The first DDA webinar, co-hosted with the Best Practice conference and exhibition, has revealed poor take-up of the emergency dispensing legislation announced during the recent Easter Bank Holiday weekend.
In a poll taken during the webinar, 15 per cent of participants said they were not given permission by local NHS officials to ‘dispense to all’ patients when local pharmacies were closed. According to DDA chairman Dr Richard West, who chaired the webinar, application of this provision would decrease non-essential journeys by patients who require medicines. He said: “It is wholly appropriate that acute medication should be dispensed when pharmacies are closed.”
During the webinar, a further 47 per cent of participants said they had no reason to use the emergency provision and 38 per cent of participants said they didn’t know about it. It is possble that the legislation may again be required during the May Day Bank Holiday (this year on Friday 8 May) when practices may be required to open while pharmacies are closed.
Part 61 of the NHS Pharmaceutical Services regulations (England) 2013 covers: Temporary arrangements during emergencies or circumstances beyond the control of a dispensing doctor.
The legislation reads: “If the emergency requires the flexible provision of pharmaceutical services, the NHSCB may require a dispensing doctor to provide pharmaceutical services (“temporary services”) to patients to whom the dispensing doctor is not otherwise entitled to provide pharmaceutical services”. This will be for a limited period of up to six months.
Part 61 also allows the commissioning board to grant temporary premises approval because there is an emergency requiring the flexible provision of pharmaceutical services.

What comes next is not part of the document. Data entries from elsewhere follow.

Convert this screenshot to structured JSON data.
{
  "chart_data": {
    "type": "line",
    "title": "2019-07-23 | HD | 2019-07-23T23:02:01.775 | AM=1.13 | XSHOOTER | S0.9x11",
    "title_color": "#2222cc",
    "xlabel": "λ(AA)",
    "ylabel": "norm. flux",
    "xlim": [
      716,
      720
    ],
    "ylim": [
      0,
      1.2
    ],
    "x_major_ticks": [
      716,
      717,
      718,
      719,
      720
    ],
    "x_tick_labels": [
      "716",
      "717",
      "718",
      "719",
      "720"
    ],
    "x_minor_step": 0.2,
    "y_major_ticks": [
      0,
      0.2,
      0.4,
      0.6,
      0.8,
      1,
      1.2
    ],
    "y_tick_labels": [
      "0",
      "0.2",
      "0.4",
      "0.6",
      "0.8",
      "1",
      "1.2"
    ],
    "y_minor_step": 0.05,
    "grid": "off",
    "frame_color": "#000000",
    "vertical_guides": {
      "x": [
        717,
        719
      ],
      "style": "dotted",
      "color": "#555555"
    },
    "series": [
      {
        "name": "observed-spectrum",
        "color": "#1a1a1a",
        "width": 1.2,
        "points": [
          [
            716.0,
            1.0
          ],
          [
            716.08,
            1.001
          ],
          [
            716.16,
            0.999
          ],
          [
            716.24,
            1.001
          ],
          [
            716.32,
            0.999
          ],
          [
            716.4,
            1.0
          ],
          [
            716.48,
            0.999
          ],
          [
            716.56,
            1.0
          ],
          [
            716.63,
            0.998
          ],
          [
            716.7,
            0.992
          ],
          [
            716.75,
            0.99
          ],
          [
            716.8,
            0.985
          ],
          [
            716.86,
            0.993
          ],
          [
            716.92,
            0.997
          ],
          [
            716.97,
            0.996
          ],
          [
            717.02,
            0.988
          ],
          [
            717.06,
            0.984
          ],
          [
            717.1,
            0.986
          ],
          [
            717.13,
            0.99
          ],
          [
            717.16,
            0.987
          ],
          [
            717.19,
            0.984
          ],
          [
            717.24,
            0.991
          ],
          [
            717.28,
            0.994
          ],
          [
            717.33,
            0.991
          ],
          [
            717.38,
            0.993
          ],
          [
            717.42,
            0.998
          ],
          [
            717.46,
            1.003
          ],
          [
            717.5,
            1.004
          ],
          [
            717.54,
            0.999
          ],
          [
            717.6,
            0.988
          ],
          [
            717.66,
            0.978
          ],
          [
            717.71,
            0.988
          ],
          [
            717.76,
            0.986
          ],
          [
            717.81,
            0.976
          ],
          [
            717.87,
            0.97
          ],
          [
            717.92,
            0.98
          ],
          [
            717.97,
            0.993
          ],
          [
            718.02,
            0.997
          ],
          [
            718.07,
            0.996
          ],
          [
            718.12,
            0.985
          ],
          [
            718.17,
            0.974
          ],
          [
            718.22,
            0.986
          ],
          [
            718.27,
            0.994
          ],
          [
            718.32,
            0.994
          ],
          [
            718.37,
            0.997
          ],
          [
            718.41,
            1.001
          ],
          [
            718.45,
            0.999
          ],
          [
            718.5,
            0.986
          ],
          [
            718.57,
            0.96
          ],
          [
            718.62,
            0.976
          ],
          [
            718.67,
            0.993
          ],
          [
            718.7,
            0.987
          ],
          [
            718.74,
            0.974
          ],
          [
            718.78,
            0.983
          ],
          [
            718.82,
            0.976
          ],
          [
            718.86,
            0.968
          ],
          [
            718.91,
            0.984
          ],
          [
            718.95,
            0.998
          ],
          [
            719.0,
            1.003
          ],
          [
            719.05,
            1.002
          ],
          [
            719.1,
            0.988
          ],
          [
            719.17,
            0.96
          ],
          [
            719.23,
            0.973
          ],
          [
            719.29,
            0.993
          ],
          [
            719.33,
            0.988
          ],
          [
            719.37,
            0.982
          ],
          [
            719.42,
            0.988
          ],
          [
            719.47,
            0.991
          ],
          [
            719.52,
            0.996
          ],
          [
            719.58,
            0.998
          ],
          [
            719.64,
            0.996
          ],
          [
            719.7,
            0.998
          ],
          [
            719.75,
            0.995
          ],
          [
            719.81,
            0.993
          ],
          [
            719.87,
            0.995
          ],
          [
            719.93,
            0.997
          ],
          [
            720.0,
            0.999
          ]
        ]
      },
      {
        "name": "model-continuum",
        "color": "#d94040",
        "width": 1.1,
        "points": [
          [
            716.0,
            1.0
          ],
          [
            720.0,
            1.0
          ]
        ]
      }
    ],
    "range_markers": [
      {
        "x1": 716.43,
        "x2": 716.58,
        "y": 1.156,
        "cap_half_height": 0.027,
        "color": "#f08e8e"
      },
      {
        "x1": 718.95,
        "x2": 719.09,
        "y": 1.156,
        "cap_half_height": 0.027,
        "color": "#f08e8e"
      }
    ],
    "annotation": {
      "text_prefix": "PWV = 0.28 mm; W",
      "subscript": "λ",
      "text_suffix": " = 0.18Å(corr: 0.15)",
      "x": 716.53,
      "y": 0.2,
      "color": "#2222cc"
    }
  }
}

In a recent Parliamentary exchange, innovation minister Lord Bethell confirmed that NHSE/I regional teams will determine their own requirements under Part 61. An example is the Vale of York/North Yorkshire CCG guidance letter, which allows dispensing GPs to dispense to all if no community pharmacy services are open within reasonable travel time, and in a risk-assessed way, for example:
- Urgent treatment within one hour: if a patient needs to start treatment within an hour and this would not be possible through local pharmacy dispensing, then the dispensing practice may wish to dispense in the best interests of patient care
- Urgent treatment within same day: if a patient needs to start treatment that day and there will be no local pharmacy services available for the rest of that day, then the dispensing practice may wish to dispense in the best interests of patient care.
In total, the webinar attracted over 460 registrants and covered hints and tips on managing shortages and cash flow problems caused by increased dispensing, managing volunteer-based medicines delivery services, processes for payment, and recommended measures to keep dispensary and delivery teams safe during the Pandemic.
The webinar recording is available online.